On 12/10/21 12:09 PM, Hal Murray wrote:
Does anybody have numbers for how long it takes for a visual signal to get
into your brain?

I think it's around 250 ms for a human to push a button when a light goes on.
Less if the penalty for false pushes is low.  I don't have a handy URL to back
that up.

But that's in and back out.  I assume the "in" step is only part of that.

Are flashes out of the corner of your eye that might indicate danger faster?

If 2 lights go on at close to the same time, how far apart do they have to be
before you can notice that one goes on first?

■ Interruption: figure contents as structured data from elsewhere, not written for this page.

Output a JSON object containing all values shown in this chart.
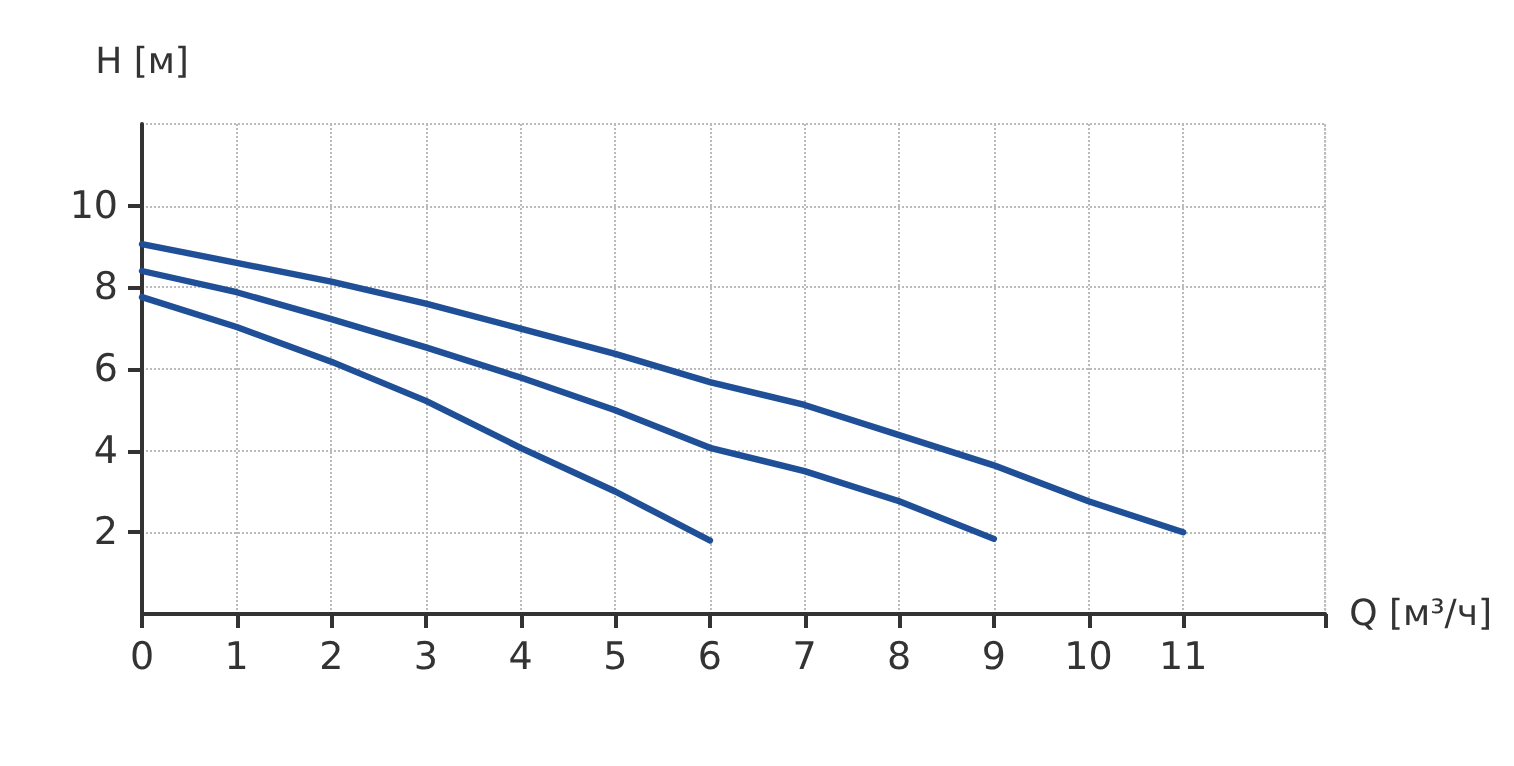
{
  "chart_data": {
    "type": "line",
    "xlabel": "Q [м³/ч]",
    "ylabel": "H [м]",
    "xlim": [
      0,
      12.5
    ],
    "ylim": [
      0,
      12
    ],
    "xticks": [
      0,
      1,
      2,
      3,
      4,
      5,
      6,
      7,
      8,
      9,
      10,
      11,
      {
        "value": 12.5,
        "label": null
      }
    ],
    "yticks": [
      2,
      4,
      6,
      8,
      10
    ],
    "grid": true,
    "marker": "none",
    "line_style": "solid",
    "series": [
      {
        "color": "#1f4f97",
        "x": [
          0,
          1,
          2,
          3,
          4,
          5,
          6,
          7,
          8,
          9,
          10,
          11
        ],
        "values": [
          9.06,
          8.6,
          8.14,
          7.6,
          6.99,
          6.37,
          5.68,
          5.12,
          4.38,
          3.64,
          2.76,
          2.0
        ]
      },
      {
        "color": "#1f4f97",
        "x": [
          0,
          1,
          2,
          3,
          4,
          5,
          6,
          7,
          8,
          9
        ],
        "values": [
          8.4,
          7.88,
          7.22,
          6.53,
          5.79,
          4.99,
          4.07,
          3.5,
          2.76,
          1.84
        ]
      },
      {
        "color": "#1f4f97",
        "x": [
          0,
          1,
          2,
          3,
          4,
          5,
          6
        ],
        "values": [
          7.76,
          7.03,
          6.18,
          5.22,
          4.07,
          3.0,
          1.8
        ]
      }
    ]
  }
}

Oddly, something I have some practical experience with, see [1]. Using electrodes on your scalp, and flashing a light (or pattern), you can measure how long it takes for a response to show up.  The latency, particularly, comparing the two hemispheres, has diagnostic value. As children get older, the response time gets faster (perhaps some fundamental maturational thing?)

It takes about 80-120 milliseconds for your visual cortex to respond to a sudden change. We flashed checkerboard patterns, because your visual system tends to filter out uniform stimuli - blurry images have less response amplitude than sharp, but the time is the same. To actually interpret the stimulus takes about another 50-100 milliseconds (you get what's sometimes called a "recognition peak" at around 300 milliseconds).

Button pushing can actually be faster, because you are "primed" for the stimulus - think drag racing christmas tree, or Jeopardy, where you can only buzz in after the cuing lights have come on. I'm not sure if it's actually a faster response, or whether you're really responding to the priming stimulus. (I'm sure someone has studied it, I did my thing >40 years ago).  Also, if the light is repetitively flashing, your brain will sync to it, sometimes quite impressively - It's some form of oscillator locking, and I'm sure you could analyze it as such. (for my research, we did random intervals, so that the flash response is random against the larger background activity)

Flicker fusion/distinction is a whole other set of things. That is substantially shorter time (i.e. you can tell the difference between two flashing lights with much shorter delays).

The physiological response time is independent of where it occurs in the visual field, at least for the 100 millisecond P1 response.

All of these "decision making" kinds of things (as opposed to the raw cortical processing, which looks for edges) are VERY dependent on things like brightness, attention, fatigue. There was a wealth of research into people looking at things like radar displays. One thing that humans are *really* good at is seeing patterns in noise (even if they aren't real - your brain wants to see structure), so blinking lights with slight irregularities in the pattern are easily detected.

https://colorusage.arc.nasa.gov/flashing.php


[1]


 Detection of Learning Disabilities Using the Visually Evoked Cortical
 Potential

Lux, James P.*Journal of Pediatric Ophthalmology and Strabismus**; Thorofare* Vol. 14, Iss. 4, (Jul/Aug 1977): 248-253.